Too many people trying to make money using the property investment method.

Property investment as a way of generating passive income has become mainstream in Malaysia.

Hundreds of seminar by popular investment gurus are held every year, producing more and more people who want to buy properties.

In response to this demand, developers build more and more houses.

As houses are built without considering actual demand for housing, the number of houses begin to exceed the number of people who actually want to, or can afford to live in them.

This is the start of a housing bubble.

With less people renting, more and more houses become vacant, reducing their market prices.

At this point, people who have invested in property using loans will feel the pinch: they have to pay for an empty house they do not live in.

So instead of making money as they imagined they would, they instead have to fork out money from other areas to pay for their idle property.

The alternative: The best thing to do when you have a stable income is to invest in yourself.

By investing in yourself, you will build in you resources and a sense of resourcefulness that will allow you to find opportunities in any situation. Even bad ones.

The motivational coach and speaker Tony Robbins, who is worth half a billion dollars today, says this about investing in yourself:

The (best) investment in myself—and I don’t say that lightly. Even Warren Buffett says that the greatest investment you can make is to improve your own skill sets because you are the one asset that will grow geometrically if you grow personally.

Learn skills that will make you indispensable no matter what the economy is like.

“Wait for instructions first before taking action. This way you will not make any mistakes.”

In school, you learned that following instructions will get you higher grades than coming up with your own answer.

When you follow instructions – write your answers this way to get an A, use key words from the marking scheme – you score.

When you score, your parents praise you and tell your relatives about your academic achievements. You feel proud.

The idea that success is a result of following instructions wires itself into your mind.

Even after you leave school, your mind looks for instructions. ‘How do I become a star employee at this firm? Is there a guideline I can use?’

‘How do I make sure I have a fulfilling life? Is there a book I can read?’

The truth is that life outside academia is not straightforward. No single set of instructions can help you answer the questions you have.

The reason is this: instructions are written based on experience.

Unlike school where everyone takes the same exam, the likelihood that you will experience the same exact life as another person is miniscule.

So even if a successful person you admire were to write down every single step of her journey to success, you would not be able to repeat the same success.

The alternative: The only reason why instructions matter to you is because you are afraid of making mistakes.

The inconvenient truth is failures precede success because failure teaches you lessons that no instructions can.

If you become too afraid of moving without clear instructions, your life will stall and you will see all your dreams vaporise in front of you.

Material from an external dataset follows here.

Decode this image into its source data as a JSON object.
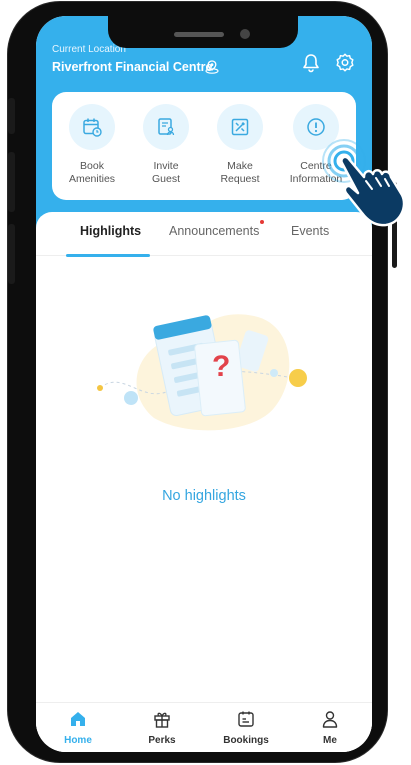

Prevent that by being bold and take action even when you feel afraid. Feeling afraid is not a sign that you should stop. It is a natural response to doing something new.

Comfort, though it makes you feel relaxed, can hold you back from your reaching your full potential.

Fear is normal, comfort is fatal.

There may be proven paths to be a successful lawyer, doctor or engineer.

Your parents may encourage you to follow these paths. However, take caution as the routes to success are never stagnant. It may be better to do nothing than follow an outdated path that leads to self-destruction.

Conclusion

Our parents may mean well, but not all of their advice are applicable today. Because of how they grew up, our parents can become blind to the changes that have happened since they were our age.

Listen to your parents when they give you caution, but never listen blindly. Put their advice against the current circumstances and check if it is still applicable.

You are the one to blame if you follow outdated advice because you did not do your due diligence of checking.